Ini Konstruksi Helm yang Benar dan Aman

Ghulam Muhammad Nayazri - Kamis, 24 September 2015 | 09:02 WIB

(Ghulam Muhammad Nayazri - )


Jakarta, Otomania –
Menggunakan alat keselamatan (safety gear) dalam berkendara memang tidak membuat nyaman, tapi paling tidak akan melindungi bagian tubuh dari luka ketika terjadi kecelakaan. Salah satu komponen safetypada sepeda motor yaitu helm yang sudah memenuhi standar.

Standar di sini dimaksudkan, agar komponen yang diklaim memiliki kemampuan melindungi, benar-benar bisa melakukannya. Seperti yang tertulis dalam buletin SNI dan Safety Badan Standardisasi Indonesia (BSN), yang diuntungkan dengan SNI ini bukan hanya pengendara dan penumpang, tapi juga produsen, bahkan pemerintah.

Standar Helm SNI 1811:2007, dan amandemennya SNI 1811:2007/Amd:2010 menetapkan spesifikasi teknis untuk helm pelindung, yang digunakan oleh pengendara atau penumpang kendaraan bermotor roda dua. Pengaturan standar tersebut terdiri dari persyaratan umum, seperti material dan konstruksi.

Kali ini yang ingin diinformasikan yaitu beberapa hal terkait dengan syarat mutu konstruksi yang harus dimiliki oleh helm, agar semakin mengenal helm yang ber-SNI. Berikut beberapa poin yang di maksud.

a. Helm harus terdiri dari tempurung keras dengan permukaan halus, lapisan peredam benturan dan tali pengikat ke dagu,

b. Tinggi helm sekurang-kurangnya 114 mm diukur dari puncak helm ke bidang utama, yaitu bidang horizontal yang melalui lubang telinga dan bagian bawah dari dudukan bola mata,

c. Keliling lingkaran bagian dalam helm adalah S (antara 500 mm– 540 mm, M (540 mm – 580 mm), L (580 mm – 620 mm), XL (lebih dari 620 mm)

d.
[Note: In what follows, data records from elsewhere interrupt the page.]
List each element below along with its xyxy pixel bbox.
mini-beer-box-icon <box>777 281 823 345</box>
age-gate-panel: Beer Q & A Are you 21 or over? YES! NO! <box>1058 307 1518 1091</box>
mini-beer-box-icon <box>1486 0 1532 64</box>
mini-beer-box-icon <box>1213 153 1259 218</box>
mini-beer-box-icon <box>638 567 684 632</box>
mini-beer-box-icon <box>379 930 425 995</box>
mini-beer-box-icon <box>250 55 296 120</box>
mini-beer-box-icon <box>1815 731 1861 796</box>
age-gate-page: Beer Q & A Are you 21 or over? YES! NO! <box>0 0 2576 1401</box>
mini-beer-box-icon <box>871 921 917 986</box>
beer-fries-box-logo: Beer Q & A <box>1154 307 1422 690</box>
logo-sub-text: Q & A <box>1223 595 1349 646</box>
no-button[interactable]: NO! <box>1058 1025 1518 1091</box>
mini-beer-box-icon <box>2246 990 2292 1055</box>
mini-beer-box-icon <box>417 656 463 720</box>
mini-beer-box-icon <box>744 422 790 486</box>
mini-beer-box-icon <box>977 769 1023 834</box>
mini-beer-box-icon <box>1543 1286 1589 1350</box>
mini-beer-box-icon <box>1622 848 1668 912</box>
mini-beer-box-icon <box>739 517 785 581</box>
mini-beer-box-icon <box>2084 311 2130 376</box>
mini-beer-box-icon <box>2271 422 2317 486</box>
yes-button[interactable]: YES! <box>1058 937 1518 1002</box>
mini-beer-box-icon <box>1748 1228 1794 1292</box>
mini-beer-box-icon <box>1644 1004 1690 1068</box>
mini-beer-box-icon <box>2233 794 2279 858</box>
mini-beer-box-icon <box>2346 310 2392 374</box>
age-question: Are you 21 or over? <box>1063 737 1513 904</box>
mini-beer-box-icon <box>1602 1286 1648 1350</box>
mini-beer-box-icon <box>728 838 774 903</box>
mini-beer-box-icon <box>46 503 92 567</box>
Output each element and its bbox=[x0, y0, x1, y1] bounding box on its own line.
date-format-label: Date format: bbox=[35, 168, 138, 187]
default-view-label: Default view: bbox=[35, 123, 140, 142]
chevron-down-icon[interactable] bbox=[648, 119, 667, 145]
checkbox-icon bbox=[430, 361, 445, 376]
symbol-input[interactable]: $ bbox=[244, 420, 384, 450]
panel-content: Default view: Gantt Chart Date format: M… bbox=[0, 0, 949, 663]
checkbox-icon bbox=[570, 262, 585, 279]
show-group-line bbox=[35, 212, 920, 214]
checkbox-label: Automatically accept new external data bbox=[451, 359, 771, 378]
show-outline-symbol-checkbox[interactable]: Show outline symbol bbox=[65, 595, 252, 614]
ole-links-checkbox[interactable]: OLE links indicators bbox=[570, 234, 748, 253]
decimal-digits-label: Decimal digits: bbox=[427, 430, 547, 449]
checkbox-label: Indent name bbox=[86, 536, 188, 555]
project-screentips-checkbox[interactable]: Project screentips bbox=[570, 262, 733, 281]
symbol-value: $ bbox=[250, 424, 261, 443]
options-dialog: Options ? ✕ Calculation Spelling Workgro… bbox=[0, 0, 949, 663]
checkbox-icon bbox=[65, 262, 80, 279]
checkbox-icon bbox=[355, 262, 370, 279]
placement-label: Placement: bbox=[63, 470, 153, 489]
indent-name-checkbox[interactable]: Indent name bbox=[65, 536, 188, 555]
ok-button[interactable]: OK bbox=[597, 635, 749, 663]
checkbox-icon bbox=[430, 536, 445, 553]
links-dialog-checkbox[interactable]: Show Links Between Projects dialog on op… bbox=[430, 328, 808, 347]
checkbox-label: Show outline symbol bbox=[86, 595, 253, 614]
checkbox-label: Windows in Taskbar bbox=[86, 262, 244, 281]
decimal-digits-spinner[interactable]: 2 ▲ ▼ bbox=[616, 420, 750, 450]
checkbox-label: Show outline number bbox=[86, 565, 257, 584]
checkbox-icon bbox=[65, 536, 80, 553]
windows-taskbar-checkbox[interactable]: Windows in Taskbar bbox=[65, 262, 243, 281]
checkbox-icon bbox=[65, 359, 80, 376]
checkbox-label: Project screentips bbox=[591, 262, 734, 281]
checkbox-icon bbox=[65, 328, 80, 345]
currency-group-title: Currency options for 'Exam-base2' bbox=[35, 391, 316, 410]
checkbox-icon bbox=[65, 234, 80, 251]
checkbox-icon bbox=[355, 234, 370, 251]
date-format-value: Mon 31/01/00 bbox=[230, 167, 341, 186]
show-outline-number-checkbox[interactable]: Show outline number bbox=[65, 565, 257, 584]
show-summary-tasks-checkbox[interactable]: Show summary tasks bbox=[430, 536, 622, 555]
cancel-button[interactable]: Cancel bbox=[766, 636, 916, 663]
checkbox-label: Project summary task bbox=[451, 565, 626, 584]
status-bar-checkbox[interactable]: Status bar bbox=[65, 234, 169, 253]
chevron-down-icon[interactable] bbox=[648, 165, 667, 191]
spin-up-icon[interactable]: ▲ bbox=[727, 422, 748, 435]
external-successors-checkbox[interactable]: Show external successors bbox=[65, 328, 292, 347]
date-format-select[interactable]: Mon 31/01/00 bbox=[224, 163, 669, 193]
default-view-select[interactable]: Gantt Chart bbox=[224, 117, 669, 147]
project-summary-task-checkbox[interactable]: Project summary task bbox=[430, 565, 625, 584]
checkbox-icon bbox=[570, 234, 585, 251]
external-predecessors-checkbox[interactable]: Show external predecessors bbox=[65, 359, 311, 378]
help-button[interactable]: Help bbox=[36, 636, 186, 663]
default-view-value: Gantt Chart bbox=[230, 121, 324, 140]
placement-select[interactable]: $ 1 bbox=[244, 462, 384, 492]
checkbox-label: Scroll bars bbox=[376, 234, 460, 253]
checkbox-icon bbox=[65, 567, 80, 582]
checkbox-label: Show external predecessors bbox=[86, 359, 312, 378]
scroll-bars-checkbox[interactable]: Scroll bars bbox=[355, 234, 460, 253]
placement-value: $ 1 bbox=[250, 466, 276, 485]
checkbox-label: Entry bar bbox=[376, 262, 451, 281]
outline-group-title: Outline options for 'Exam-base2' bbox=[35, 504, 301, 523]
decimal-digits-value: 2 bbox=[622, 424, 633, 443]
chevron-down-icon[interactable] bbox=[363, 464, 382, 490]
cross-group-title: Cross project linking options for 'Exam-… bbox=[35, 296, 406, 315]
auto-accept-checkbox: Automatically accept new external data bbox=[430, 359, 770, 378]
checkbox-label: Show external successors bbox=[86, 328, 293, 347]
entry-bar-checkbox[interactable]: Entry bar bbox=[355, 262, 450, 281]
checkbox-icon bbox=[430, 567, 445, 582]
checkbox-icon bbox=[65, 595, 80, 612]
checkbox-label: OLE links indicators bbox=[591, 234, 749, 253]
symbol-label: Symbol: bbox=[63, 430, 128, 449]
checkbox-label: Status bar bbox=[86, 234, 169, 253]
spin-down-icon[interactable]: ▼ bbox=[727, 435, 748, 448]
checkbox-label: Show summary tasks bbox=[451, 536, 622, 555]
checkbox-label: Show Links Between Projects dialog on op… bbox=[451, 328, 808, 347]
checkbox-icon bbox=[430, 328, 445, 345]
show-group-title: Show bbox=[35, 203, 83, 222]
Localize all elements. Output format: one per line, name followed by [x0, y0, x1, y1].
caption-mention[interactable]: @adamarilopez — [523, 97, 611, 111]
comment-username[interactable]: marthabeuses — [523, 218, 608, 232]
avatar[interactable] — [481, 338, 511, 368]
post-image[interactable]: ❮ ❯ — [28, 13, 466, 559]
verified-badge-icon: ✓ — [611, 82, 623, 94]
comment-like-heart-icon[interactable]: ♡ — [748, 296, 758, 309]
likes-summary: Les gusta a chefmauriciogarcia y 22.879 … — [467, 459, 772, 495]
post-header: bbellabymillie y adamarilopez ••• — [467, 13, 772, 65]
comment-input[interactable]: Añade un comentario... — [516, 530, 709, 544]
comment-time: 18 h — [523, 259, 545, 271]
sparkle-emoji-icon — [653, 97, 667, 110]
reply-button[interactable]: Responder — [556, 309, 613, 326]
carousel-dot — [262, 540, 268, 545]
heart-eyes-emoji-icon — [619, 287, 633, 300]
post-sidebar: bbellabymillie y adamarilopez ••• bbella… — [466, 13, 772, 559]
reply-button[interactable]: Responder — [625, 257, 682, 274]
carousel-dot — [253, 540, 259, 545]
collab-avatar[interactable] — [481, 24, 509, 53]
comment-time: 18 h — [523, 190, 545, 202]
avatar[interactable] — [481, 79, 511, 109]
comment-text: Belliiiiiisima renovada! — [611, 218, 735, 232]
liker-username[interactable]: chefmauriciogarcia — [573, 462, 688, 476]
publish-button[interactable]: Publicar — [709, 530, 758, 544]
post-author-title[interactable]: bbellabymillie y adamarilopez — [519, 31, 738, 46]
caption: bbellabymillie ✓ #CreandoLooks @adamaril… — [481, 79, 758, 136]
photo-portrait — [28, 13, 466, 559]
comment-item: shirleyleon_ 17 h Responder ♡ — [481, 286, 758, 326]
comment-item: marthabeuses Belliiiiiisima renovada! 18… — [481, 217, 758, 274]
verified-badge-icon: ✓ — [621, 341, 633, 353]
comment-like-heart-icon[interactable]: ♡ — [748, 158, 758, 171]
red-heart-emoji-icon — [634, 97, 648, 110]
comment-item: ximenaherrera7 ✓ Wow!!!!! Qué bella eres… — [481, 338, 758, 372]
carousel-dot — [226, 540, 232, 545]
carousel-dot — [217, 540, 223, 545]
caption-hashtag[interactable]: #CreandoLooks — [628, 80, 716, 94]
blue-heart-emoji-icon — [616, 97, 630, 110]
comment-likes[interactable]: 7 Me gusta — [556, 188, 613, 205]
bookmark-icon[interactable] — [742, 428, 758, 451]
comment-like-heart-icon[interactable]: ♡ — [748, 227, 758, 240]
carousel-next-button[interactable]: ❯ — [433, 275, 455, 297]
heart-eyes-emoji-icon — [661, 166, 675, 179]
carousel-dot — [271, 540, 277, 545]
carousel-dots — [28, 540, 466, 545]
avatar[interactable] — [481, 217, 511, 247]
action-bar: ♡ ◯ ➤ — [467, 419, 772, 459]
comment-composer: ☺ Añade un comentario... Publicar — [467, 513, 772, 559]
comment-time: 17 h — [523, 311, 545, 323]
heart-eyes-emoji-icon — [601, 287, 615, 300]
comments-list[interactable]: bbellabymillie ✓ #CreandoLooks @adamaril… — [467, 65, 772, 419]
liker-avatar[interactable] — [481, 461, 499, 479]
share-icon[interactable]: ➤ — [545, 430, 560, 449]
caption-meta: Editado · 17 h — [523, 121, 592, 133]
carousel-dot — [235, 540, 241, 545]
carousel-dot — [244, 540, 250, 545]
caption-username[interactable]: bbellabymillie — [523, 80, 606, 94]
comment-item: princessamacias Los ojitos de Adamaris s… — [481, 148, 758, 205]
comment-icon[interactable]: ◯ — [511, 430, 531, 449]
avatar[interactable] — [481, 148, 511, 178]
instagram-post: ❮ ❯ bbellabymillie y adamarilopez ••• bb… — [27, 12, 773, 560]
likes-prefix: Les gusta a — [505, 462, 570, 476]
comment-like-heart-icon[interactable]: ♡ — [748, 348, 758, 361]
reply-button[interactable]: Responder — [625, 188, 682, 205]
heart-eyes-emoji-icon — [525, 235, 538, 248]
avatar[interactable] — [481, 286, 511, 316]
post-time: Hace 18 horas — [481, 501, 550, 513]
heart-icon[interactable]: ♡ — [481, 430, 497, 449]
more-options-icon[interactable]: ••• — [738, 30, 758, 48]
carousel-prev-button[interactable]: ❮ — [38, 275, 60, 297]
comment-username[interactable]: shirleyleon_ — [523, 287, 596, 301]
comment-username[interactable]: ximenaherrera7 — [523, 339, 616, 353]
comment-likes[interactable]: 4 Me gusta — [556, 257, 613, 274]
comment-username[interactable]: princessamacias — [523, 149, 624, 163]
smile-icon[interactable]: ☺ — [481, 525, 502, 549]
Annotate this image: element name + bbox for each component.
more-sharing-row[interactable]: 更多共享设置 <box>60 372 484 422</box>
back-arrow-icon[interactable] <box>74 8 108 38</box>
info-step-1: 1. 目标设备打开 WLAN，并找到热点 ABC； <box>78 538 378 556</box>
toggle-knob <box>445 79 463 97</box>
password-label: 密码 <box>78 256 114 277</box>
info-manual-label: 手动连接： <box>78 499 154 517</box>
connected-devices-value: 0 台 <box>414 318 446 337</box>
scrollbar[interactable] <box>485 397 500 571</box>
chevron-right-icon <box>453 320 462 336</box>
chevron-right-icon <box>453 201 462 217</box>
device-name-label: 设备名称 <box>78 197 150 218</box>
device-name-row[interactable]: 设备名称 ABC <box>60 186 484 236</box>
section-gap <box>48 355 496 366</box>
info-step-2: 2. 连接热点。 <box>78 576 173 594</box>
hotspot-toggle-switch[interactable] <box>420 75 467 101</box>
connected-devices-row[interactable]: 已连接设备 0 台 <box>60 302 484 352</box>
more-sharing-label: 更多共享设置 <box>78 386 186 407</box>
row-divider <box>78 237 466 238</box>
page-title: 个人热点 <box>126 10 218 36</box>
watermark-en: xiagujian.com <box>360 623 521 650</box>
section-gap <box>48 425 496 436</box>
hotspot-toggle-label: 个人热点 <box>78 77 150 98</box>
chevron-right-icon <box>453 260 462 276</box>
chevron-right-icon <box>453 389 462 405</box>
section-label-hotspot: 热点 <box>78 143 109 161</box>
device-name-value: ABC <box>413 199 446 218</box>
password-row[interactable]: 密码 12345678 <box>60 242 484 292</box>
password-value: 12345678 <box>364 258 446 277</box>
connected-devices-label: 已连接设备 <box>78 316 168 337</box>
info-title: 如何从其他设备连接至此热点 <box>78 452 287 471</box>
Tempurung terbuat dari bahan yang keras, sama tebal dan homogen kemampuannya, tidak menyatu dengan pelindung muka dan mata serta tidak boleh mempunyai penguatan setempat,

e. Peredam benturan terdiri dari lapisan peredam kejut yang dipasang pada permukaan bagian dalam tempurung, dengan tebal sekurang-kurangnya 10 mm dan jaring helm atau konstruksi lain yang berfungsi seperti jaring helm,

f. Tali pengikat dagu lebarnya minimal 20 mm dan harus benar-benar berfungsi sebagai pengikat helm ketika dikenakan di kepala dan dilengkapi dengan penutup telinga dan tengkuk,

g. Tempurung tidak boleh ada tonjolan keluar yang tingginya melebihi 5 milimeter dari permukaan luar tempurung dan setiap tonjolan harus ditutupi dengan bahan lunak dan tidak boleh ada bagian tepi yang tajam,

h. Lebar sudut pandang sekeliling sekurang-kurangnya 105 derajat pada tiap sisi dan sudut pandang vertikal sekurang-kurangnya 30 derajat di atas dan 45 derajat di bawah bidang utama,

i. Helm harus dilengkapi dengan pelindung telinga, penutup leher, pet yang bisa dipindahkan, tameng atau tutup dagu.